1. Dynamic Data Loading
DeepSpeed performs dynamic loading of the data, thereby loading into memory only the batches being used at one time during training. This cuts down on the memory footprint, hence allowing you to train on more substantial datasets without necessarily needing more powerful hardware. Besides that, you will keep the memory usage minimal; hence, you minimize the time taken by input/output operations of data, which enhances the overall speed of training.
2. Data Parallelism
Another important capability enabled by DeepSpeed is that of data parallelism. It supports natively distributed data across many GPUs. Because of that, different batches can be processed at once. This parallel will speed up the training process. It can occupy GPU resources efficiently. Therefore, in practice, applying data parallelism using DeepSpeed to your training pipeline is not painful because it's integrated into PyTorch's DataLoader.
3. Memory-Efficient Data Shuffling
Large datasets normally require shuffling to avoid overfitting and learning by pattern based on how data has been ordered. However, this is extremely memory-consuming for large datasets. DeepSpeed optimizes this process using very memory-efficient algorithms able to provide effective shuffling without a huge memory increase. This makes sure that on large datasets, training will be smooth and efficient.

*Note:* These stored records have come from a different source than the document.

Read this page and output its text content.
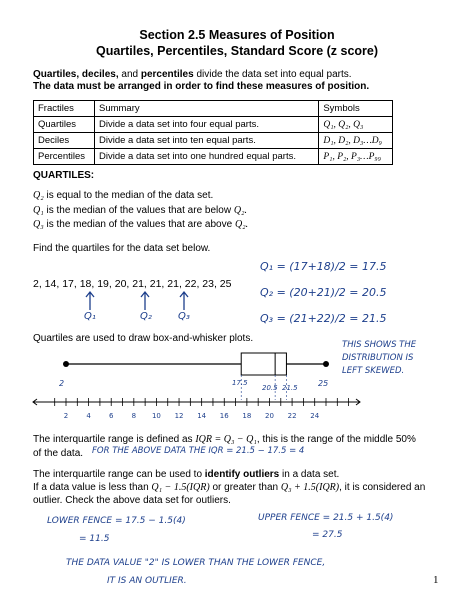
Section 2.5 Measures of Position
Quartiles, Percentiles, Standard Score (z score)
Quartiles, deciles, and percentiles divide the data set into equal parts.
The data must be arranged in order to find these measures of position.
Fractiles	Summary	Symbols
Quartiles	Divide a data set into four equal parts.	Q₁, Q₂, Q₃
Deciles	Divide a data set into ten equal parts.	D₁, D₂, D₃…D₉
Percentiles	Divide a data set into one hundred equal parts.	P₁, P₂, P₃…P₉₉
QUARTILES:
Q₂ is equal to the median of the data set.
Q₁ is the median of the values that are below Q₂.
Q₃ is the median of the values that are above Q₂.
Find the quartiles for the data set below.
2, 14, 17, 18, 19, 20, 21, 21, 21, 22, 23, 25
Q₁	Q₂	Q₃
Q₁ = (17+18)/2 = 17.5
Q₂ = (20+21)/2 = 20.5
Q₃ = (21+22)/2 = 21.5
Quartiles are used to draw box-and-whisker plots.
THIS SHOWS THE
DISTRIBUTION IS
LEFT SKEWED.
2	4	6	8 10 12 14 16 18 20 22 24
2	25
17.5
20.5 21.5
The interquartile range is defined as IQR = Q₃ − Q₁, this is the range of the middle 50%
of the data. FOR THE ABOVE DATA THE IQR = 21.5 − 17.5 = 4
The interquartile range can be used to identify outliers in a data set.
If a data value is less than Q₁ − 1.5(IQR) or greater than Q₃ + 1.5(IQR), it is considered an
outlier. Check the above data set for outliers.
LOWER FENCE = 17.5 − 1.5(4)
= 11.5
UPPER FENCE = 21.5 + 1.5(4)
= 27.5
THE DATA VALUE "2" IS LOWER THAN THE LOWER FENCE,
IT IS AN OUTLIER.	1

4. Data Augmentation Support
Data augmentation in general includes certain methods that increase the size of a dataset artificially by modifying existing data. DeepSpeed supports on-the-fly data augmentation, which means one doesn't have to store augmented data in memory but can perform data augmentation on the fly during training. This can reduce the memory pressure even further and also provide much more extensive utilization of data augmentation techniques.
5. Batch Size Scaling
With DeepSpeed gradient accumulation and ZeRO optimization, that allows scaling up of batch sizes even when working with enormous datasets. Larger batch sizes can sometimes improve model convergence and training stability. DeepSpeed is enabled, which allows scaling of batch size with management of the GPU memory requirement; hence, your model should be able to train on big datasets effectively.

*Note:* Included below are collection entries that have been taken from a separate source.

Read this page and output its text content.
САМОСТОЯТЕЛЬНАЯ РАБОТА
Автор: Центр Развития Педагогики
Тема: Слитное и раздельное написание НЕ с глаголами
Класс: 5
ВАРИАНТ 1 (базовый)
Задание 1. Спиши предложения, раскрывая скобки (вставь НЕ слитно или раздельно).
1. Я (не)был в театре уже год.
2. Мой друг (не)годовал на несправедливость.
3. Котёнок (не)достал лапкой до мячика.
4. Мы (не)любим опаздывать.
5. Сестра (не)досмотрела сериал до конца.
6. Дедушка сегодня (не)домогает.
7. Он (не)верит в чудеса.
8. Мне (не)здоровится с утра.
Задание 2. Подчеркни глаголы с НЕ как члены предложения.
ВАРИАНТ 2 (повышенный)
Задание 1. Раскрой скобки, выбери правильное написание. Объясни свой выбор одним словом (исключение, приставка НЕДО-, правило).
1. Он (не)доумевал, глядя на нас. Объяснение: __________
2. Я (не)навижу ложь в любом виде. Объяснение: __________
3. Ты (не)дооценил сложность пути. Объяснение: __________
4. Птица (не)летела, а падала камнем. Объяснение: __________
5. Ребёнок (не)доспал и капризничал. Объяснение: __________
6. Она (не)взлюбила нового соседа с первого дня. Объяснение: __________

The above DeepSpeed features help in that aspect by being able to manage a large dataset, thus making it possible for you to design and train high-performance models with no hardware restrictions. Whether you're training your model on a very big corpus of text or processing images in super-high resolution, this feature in handling data by DeepSpeed keeps your training pipeline optimized and scalable.
Summing Up
DeepSpeed allows having an effective training framework for deep learning models, especially in scaling size and complexity. Therefore, learning advanced features of how to use mixed precision training, ZeRO optimization, and activation checkpointing are ways in which added value optimizes the process. This chapter has information about model training using DeepSpeed preparing the environment for DeepSpeed, the configuration of DeepSpeed, and running the training processes. With this tool and technique in hand, now you can handle large-scale deep-learning projects with better performance and low consumption of resources.